# How to UPDATE from packages only



## rill (Dec 10, 2009)

In general, I like install from packages. But I don't how to update from package only.


----------



## DutchDaemon (Dec 10, 2009)

There are basically three options:

1. sysutils/bsdadminscripts
There's a pkg_upgrade script included

2. ports-mgmt/portmaster
This contains the -PP option (portmaster(8)) to install packages only. You need to have an up-to-date ports tree installed on the system. Note, this option is _brand new_, so it's not in the web manual page yet.

3. ports-mgmt/portupgrade.
This also contains the -PP option (portupgrade(1)) to install packages only. A local up-to-date ports tree is mandatory.


----------



## rill (Dec 10, 2009)

I tried portupgrade, It's succeed for signal port.

My new question is:
How to update gnome2 (from 2.26 to 2.28) and kde4 (from 4.3.1 to 4.3.4)


----------



## DutchDaemon (Dec 10, 2009)

Just like every other port. Provided there's actually a package available. If there isn't you'll just have to wait. The ports tree is always ahead of packages, so the portupgrade method will always complain about packages being out of date, and it may take weeks and sometimes months before the packages actually become available. That's the downside of using only packages.


----------



## rill (Dec 10, 2009)

setenv PACKAGESITE http://ftp.freebsd.org/pub/FreeBSD/ports/i386/packages-8-stable/Latest/

Now I find gnome2(2.28) and kde4(4.3.4) 

How to update above from packages.


----------



## DutchDaemon (Dec 10, 2009)

Try reading portupgrade(1)? Try `# portupgrade -PP gnome2\*` and [cmd=]portupgrade -PP kde4\*[/cmd]. I use neither, so these commands may not be entirely correct.  It's usually better to get the exact names from `# pkg_info`. I do believe portupgrade will honour the PACKAGESITE setting.


----------



## rill (Dec 10, 2009)

*ok*



			
				DutchDaemon said:
			
		

> Try reading portupgrade(1)?
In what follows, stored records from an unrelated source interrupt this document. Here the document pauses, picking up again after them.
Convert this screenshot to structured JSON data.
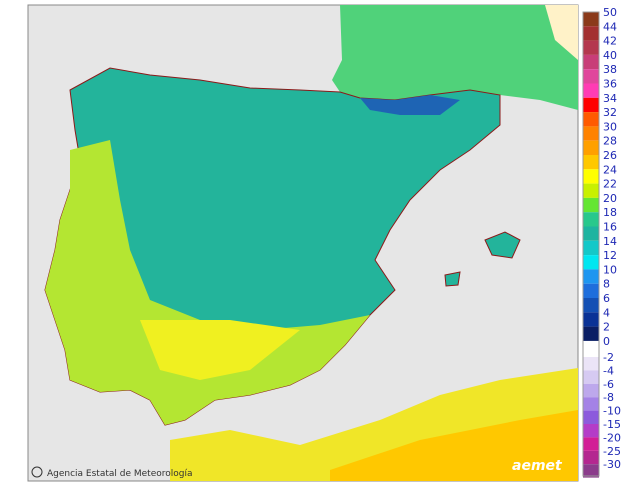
{
  "map": {
    "attribution": "Agencia Estatal de Meteorología",
    "logo": "aemet",
    "legend_positive": [
      {
        "label": "50",
        "color": "#8b3a1a"
      },
      {
        "label": "44",
        "color": "#a33030"
      },
      {
        "label": "42",
        "color": "#b4384e"
      },
      {
        "label": "40",
        "color": "#c83e78"
      },
      {
        "label": "38",
        "color": "#e0469c"
      },
      {
        "label": "36",
        "color": "#ff3cb4"
      },
      {
        "label": "34",
        "color": "#ff0000"
      },
      {
        "label": "32",
        "color": "#ff5a00"
      },
      {
        "label": "30",
        "color": "#ff8200"
      },
      {
        "label": "28",
        "color": "#ffa000"
      },
      {
        "label": "26",
        "color": "#ffc800"
      },
      {
        "label": "24",
        "color": "#ffff00"
      },
      {
        "label": "22",
        "color": "#c8f000"
      },
      {
        "label": "20",
        "color": "#64e632"
      },
      {
        "label": "18",
        "color": "#28c88c"
      },
      {
        "label": "16",
        "color": "#1eb4a0"
      },
      {
        "label": "14",
        "color": "#14c8c8"
      },
      {
        "label": "12",
        "color": "#00e6f0"
      },
      {
        "label": "10",
        "color": "#1e96f0"
      },
      {
        "label": "8",
        "color": "#1e6edc"
      },
      {
        "label": "6",
        "color": "#1450b4"
      },
      {
        "label": "4",
        "color": "#0a3296"
      },
      {
        "label": "2",
        "color": "#0a1e64"
      },
      {
        "label": "0",
        "color": "#0a1e64"
      }
    ],
    "legend_negative": [
      {
        "label": "-2",
        "color": "#ebe4f7"
      },
      {
        "label": "-4",
        "color": "#d6caf2"
      },
      {
        "label": "-6",
        "color": "#bda8ec"
      },
      {
        "label": "-8",
        "color": "#a482e6"
      },
      {
        "label": "-10",
        "color": "#8c5adc"
      },
      {
        "label": "-15",
        "color": "#b43cc8"
      },
      {
        "label": "-20",
        "color": "#d21e96"
      },
      {
        "label": "-25",
        "color": "#b42890"
      },
      {
        "label": "-30",
        "color": "#8c3c8c"
      }
    ]
  }
}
Try `# portupgrade -PP gnome2\*` and [cmd=]portupgrade -PP kde4\*[/cmd]. I use neither, so these commands may not be entirely correct.  It's usually better to get the exact names from `# pkg_info`. I do believe portupgrade will honour the PACKAGESITE setting.



ok, from above explanationï¼ŒI know how to update gnome2/kde4 from packages with portupgrade tool.  No a simply command.


----------